O nome da instituição foi inspirado no famoso discurso de Martin Luther King ‘I Have a Dream’, feito em 28 de agosto de 1963, e o líder ativista foi seu primeiro grande sonhador. “A história dele me impactou muito. Ver a situação dos negros naquela época da segregação no sul dos Estados Unidos e como Martin Luther King sabia que só iria vencer através do amor”, afirma Alex.
No início, o empresário enfrentou diversas dificuldades. A maior delas foi o julgamento das pessoas por ele ter abandonado um bom emprego para se dedicar a uma ONG, sem receber absolutamente nada por isso, em termos financeiros. “Eu acredito que o ser humano pode evoluir. Mas muitas pessoas não acreditam que um trabalho como esse pode ser independente como é”, conta.
A ONG não aceita doação de nenhuma espécie, não tem política de patrocínio, não comercializa nada, é laica e apolítica. Mas Alex acredita que ela é capaz de alcançar cada vez mais pessoas com suas mensagens. “Os grandes sonhadores não são heróis, mas todos os 24 deram o primeiro passo. Não adianta ficar inconformado, achar que tudo está errado e não fazer nada”. Ele está tentando fazer o seu melhor e acredita que isso é o bastante.
No início de cada ano, a ONG abre inscrições para entidades interessadas em receber gratuitamente suas palestras motivacionais.

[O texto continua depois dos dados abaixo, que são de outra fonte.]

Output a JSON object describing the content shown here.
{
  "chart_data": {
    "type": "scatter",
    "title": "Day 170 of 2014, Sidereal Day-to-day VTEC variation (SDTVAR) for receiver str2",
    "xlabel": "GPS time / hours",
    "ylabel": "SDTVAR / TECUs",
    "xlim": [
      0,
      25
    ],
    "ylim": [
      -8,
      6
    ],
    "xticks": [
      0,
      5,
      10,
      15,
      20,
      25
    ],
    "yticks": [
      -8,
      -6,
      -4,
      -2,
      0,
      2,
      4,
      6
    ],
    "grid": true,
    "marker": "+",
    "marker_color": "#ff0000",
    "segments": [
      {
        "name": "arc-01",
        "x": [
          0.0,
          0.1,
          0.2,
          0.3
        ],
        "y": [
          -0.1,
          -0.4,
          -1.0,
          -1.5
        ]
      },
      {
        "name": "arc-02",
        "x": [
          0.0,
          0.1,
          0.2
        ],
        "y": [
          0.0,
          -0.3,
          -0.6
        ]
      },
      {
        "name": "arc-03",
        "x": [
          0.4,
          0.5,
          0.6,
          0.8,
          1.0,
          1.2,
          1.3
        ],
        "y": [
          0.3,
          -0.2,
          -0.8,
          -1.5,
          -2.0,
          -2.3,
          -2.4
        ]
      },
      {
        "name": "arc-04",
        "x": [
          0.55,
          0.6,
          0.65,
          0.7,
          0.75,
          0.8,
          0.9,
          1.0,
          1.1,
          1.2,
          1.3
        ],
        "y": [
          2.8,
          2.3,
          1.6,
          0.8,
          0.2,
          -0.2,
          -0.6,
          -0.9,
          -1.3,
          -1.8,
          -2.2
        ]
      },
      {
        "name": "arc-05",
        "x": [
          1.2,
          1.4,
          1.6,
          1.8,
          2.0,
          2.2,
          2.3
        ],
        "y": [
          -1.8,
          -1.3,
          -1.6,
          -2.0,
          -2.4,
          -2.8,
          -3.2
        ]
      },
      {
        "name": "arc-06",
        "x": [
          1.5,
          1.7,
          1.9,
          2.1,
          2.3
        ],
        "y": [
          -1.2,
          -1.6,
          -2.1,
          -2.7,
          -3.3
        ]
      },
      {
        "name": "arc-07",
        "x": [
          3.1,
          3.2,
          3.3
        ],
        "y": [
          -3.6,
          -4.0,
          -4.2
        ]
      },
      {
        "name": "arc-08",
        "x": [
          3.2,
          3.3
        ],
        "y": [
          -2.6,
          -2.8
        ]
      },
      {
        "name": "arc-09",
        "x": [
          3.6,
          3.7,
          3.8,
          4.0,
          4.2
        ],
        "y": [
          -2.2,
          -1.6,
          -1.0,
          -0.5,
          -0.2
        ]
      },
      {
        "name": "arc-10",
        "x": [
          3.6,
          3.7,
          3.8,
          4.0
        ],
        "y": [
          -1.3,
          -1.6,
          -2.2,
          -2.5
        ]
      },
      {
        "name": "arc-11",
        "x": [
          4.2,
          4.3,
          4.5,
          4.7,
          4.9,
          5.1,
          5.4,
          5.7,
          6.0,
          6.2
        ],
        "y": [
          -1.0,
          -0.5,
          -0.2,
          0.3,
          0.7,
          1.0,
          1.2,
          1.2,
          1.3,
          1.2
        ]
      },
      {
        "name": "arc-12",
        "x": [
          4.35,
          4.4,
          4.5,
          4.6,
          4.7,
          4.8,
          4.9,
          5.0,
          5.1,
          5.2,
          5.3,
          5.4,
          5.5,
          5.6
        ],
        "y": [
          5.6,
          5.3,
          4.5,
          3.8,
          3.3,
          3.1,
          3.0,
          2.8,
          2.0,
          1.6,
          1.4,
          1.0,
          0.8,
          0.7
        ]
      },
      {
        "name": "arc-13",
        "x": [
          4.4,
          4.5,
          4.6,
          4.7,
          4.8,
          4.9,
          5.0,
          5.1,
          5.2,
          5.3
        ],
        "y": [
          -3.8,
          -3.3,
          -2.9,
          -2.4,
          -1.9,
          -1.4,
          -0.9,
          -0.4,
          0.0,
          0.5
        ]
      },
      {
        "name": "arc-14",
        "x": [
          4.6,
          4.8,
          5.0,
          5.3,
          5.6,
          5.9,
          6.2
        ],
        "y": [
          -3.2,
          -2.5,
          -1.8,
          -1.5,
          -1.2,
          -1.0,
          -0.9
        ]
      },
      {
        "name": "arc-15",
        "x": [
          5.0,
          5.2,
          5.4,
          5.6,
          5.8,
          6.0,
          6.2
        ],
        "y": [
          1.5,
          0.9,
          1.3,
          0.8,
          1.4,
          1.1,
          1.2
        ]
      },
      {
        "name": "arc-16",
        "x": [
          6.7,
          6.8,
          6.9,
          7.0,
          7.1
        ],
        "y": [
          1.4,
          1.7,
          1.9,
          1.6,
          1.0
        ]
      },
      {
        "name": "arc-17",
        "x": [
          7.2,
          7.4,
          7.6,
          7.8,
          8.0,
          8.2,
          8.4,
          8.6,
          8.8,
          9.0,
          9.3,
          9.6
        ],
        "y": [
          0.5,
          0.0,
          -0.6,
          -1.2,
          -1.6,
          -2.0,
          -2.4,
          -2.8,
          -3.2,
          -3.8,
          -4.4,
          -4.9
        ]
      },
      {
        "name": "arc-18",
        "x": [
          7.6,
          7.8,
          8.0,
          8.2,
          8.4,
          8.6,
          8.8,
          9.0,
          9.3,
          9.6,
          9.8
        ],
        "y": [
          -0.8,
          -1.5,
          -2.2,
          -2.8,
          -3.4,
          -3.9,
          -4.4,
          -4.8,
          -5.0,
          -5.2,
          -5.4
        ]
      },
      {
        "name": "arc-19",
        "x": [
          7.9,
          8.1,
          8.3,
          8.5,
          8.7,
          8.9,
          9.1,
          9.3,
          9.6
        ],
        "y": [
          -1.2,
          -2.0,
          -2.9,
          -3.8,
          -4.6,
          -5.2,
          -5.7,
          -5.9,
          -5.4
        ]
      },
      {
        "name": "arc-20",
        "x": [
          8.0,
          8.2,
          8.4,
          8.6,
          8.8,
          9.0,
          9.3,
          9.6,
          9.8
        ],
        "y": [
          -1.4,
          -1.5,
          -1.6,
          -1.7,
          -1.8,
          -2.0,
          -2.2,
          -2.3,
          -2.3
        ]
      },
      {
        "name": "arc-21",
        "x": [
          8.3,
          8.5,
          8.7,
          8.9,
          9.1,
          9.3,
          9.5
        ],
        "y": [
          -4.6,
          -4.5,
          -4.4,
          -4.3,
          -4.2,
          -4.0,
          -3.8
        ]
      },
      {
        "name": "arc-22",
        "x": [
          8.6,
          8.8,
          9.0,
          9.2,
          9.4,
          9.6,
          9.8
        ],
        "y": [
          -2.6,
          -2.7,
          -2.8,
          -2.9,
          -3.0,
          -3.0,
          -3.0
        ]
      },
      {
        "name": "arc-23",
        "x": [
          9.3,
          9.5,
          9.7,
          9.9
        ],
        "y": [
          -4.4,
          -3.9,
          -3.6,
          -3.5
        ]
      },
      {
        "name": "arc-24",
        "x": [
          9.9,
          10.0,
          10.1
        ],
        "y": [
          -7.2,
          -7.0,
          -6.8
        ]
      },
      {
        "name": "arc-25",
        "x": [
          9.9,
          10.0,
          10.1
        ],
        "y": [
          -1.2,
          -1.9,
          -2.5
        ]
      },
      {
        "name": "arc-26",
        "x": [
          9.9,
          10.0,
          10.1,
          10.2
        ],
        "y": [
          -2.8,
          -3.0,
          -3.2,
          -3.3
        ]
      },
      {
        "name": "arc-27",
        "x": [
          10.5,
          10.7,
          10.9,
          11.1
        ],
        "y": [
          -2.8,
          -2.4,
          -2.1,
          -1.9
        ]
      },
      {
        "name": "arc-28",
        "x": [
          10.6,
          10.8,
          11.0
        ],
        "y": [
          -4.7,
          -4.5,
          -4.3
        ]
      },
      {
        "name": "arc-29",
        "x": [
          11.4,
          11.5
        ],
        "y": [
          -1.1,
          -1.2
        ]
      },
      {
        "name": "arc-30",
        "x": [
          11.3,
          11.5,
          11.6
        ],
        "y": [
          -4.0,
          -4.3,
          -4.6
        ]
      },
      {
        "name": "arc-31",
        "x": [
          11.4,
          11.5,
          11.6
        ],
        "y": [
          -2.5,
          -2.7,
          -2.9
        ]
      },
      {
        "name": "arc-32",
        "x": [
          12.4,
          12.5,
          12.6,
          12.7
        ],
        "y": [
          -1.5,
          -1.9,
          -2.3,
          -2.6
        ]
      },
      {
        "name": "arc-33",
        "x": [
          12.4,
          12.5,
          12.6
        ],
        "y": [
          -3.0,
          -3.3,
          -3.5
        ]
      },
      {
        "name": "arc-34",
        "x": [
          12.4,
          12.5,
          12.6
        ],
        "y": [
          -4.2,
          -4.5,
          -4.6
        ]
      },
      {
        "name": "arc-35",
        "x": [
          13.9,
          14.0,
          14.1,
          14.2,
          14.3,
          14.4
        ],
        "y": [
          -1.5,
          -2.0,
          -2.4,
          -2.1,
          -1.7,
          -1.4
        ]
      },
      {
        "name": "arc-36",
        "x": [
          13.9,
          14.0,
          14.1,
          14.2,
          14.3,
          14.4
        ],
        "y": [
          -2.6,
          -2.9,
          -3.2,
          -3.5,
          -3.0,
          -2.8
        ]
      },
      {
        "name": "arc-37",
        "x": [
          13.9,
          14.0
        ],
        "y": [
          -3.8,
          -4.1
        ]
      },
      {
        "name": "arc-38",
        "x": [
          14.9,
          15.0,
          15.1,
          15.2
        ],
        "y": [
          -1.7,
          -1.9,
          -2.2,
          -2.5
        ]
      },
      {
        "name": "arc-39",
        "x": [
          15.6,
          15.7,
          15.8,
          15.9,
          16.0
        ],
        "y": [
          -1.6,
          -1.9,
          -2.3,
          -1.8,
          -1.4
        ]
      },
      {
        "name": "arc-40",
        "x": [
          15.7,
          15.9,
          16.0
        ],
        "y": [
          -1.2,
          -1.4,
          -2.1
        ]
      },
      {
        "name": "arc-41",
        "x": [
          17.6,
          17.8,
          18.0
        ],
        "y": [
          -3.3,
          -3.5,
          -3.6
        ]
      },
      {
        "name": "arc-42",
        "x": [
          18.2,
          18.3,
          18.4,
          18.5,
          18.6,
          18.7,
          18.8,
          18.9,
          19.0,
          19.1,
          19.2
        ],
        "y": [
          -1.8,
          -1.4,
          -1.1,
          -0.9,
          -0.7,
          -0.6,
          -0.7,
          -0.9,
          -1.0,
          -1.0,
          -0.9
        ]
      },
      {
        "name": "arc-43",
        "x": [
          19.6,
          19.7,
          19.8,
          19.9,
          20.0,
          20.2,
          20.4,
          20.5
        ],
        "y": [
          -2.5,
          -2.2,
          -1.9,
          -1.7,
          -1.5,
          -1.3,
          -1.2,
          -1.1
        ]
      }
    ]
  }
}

Por ano, são entre 60 e 80 vagas e um dos lugares mais marcantes em que Alex se lembra de já ter divulgado o seu trabalho foi a Fundação Casa. “Aqueles jovens precisam de exemplos de vida, precisam saber que existe outro mundo além da aflição, esquecimento e violência que eles conheceram a vida toda. Eles têm aquela capa de proteção, porque estão calejados de tudo o que viveram, mas saber que o meu trabalho mexeu com eles faz tudo valer a pena”.
Agora em 2017, a ONG completa 20 anos e tem um novo sonho: publicar os livros ‘Meu Sonho Não Tem Fim’ e ‘Pequeninos Sonhadores’ em braile. O projeto pretende que crianças e adultos com deficiência visual possam tocar e sentir como era a fisionomia de cada um dos sonhadores.
Enquanto esse projeto não sai do papel, Alex de Melo quer continuar a atingir pessoas com suas palestras, pois “não existe público que não seja pertinente para ouvir a palestra. O que importa é disseminar os exemplos de amor ao próximo e tolerância”, conclui.